Treat common health problems

Treat most illnesses with rest, nutritious food, and drinking lots of liquids. You can learn to recognize when you need to see a doctor.

Common colds are caused by a virus and cannot be cured by antibiotics, which work against infections caused by bacteria. Drink plenty of water, soups, and juices, and rest. Some companies sell expensive tablets for colds but you get the same relief from plain aspirin or acetaminophen tablets, and they are less expensive. Colds are easily passed from one person to another. Wash your hands often, cover your mouth when you sneeze or cough, and tell others to do the same.

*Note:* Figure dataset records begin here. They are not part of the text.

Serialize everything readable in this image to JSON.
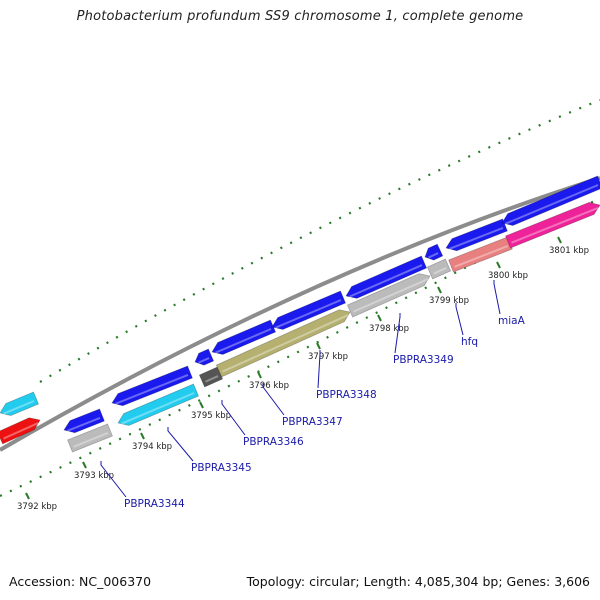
{
  "title": "Photobacterium profundum SS9 chromosome 1, complete genome",
  "footer": {
    "accession": "Accession: NC_006370",
    "topology": "Topology: circular; Length: 4,085,304 bp; Genes: 3,606"
  },
  "kbp_ticks": [
    {
      "label": "3792 kbp",
      "kbp": 3792
    },
    {
      "label": "3793 kbp",
      "kbp": 3793
    },
    {
      "label": "3794 kbp",
      "kbp": 3794
    },
    {
      "label": "3795 kbp",
      "kbp": 3795
    },
    {
      "label": "3796 kbp",
      "kbp": 3796
    },
    {
      "label": "3797 kbp",
      "kbp": 3797
    },
    {
      "label": "3798 kbp",
      "kbp": 3798
    },
    {
      "label": "3799 kbp",
      "kbp": 3799
    },
    {
      "label": "3800 kbp",
      "kbp": 3800
    },
    {
      "label": "3801 kbp",
      "kbp": 3801
    }
  ],
  "gene_labels": [
    {
      "name": "PBPRA3344"
    },
    {
      "name": "PBPRA3345"
    },
    {
      "name": "PBPRA3346"
    },
    {
      "name": "PBPRA3347"
    },
    {
      "name": "PBPRA3348"
    },
    {
      "name": "PBPRA3349"
    },
    {
      "name": "hfq"
    },
    {
      "name": "miaA"
    }
  ],
  "colors": {
    "backbone": "#8c8c8c",
    "cds": "#1a1aee",
    "cyan": "#22ccee",
    "red": "#ee1111",
    "grey": "#bbbbbb",
    "dark_grey": "#555555",
    "olive": "#b5b070",
    "salmon": "#e88080",
    "magenta": "#ee2299",
    "tick": "#2a7a2a",
    "label_line": "#1a1aa8"
  }
}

Urinary tract infections (UTIs) and bladder infections affect women more than men because their urine tube is short and more germs can get into it. Germs can get into the urinary system when a woman has sex, does not drink enough water, or goes a long time without urinating. Drink a lot of water, or teas known in your area to treat them. Do not drink sweet drinks. If you do not feel better in 2 days just by drinking liquids, you may need to take an antibiotic (cotrimoxazole or others). See a health worker or Where Women Have no Doctor.

Diarrhea can be caused by many things, and usually no medicine is needed. However, if a person loses so much water as to become dehydrated, it is more important than ever that the person drink lots of water and eat nutritious foods. If you have trouble keeping anything in you, make and slowly drink at least 3 liters of a home-made rehydration drink. Mix 1 liter of water with half a teaspoon of salt and 8 level teaspoons of sugar. Make sure you do not add more salt, because it could dehydrate you more.

Conjunctivitis, also called "pink eye" is an infection caused by bacteria. Treat it right away with an antibiotic eye ointment (usually tetracycline). See Where There is No Doctor.

TB (tuberculosis) can spread to co-workers and family if you don’t get medical treatment. For information about TB , see Chapter 31.

Read Where There is No Doctor, Where Women Have No Doctor, and other Hesperian books to learn more about health problems and how to treat them. But remember: Medicines are not a substitute for good health care. Good health care involves explaining why someone has a health problem, what she can do to get better, and how she can prevent that problem in the future.

Health
Info
Women workers organize through health promotion

Our organization, the Self-Employed Women’s Association (SEWA), is a trade union of 1.3 million women workers in India. We fight for better working conditions for women workers.

One of the biggest problems women workers were facing was that they did not have access to health care. So we organized many meetings with women where they talked about how expensive doctors were, how they didn’t have enough time or money to see a doctor, and what kind of health services they really wanted. We decided that we needed to bring health services closer to women for easy access. We first worked in a small, rural community to help build a community primary health care program.

At first the women saw us as just another organization that did family planning, because many organizations in the past were only interested in family planning. As we gained people’s trust and learned about some of the issues women were facing, we soon realized that the people who knew the issues the best were the women themselves. So we started training local women as health workers to respond to the community’s needs. We got help from the Center for Health Education, Training, and Nutrition Awareness (CHETNA), and they helped us begin training the first group of 10 women.

At the beginning, the women felt discouraged. They said, “But we have never been to school! How do you expect us to become health workers for the community? People will laugh at us.” But then the women realized that they already knew some traditional medicine, they knew the culture, and they knew what the problems were. We always started with what the women already knew and then we asked them what they wanted to learn and what was important to them and their communities. They have now formed a cooperative that helps other women become health promoters, provides low cost medicines, runs TB centers, and offers health insurance and other services.

a woman health worker speaking to 2 others.
If you think about it, among us all we know a lot. Working together, we can change things!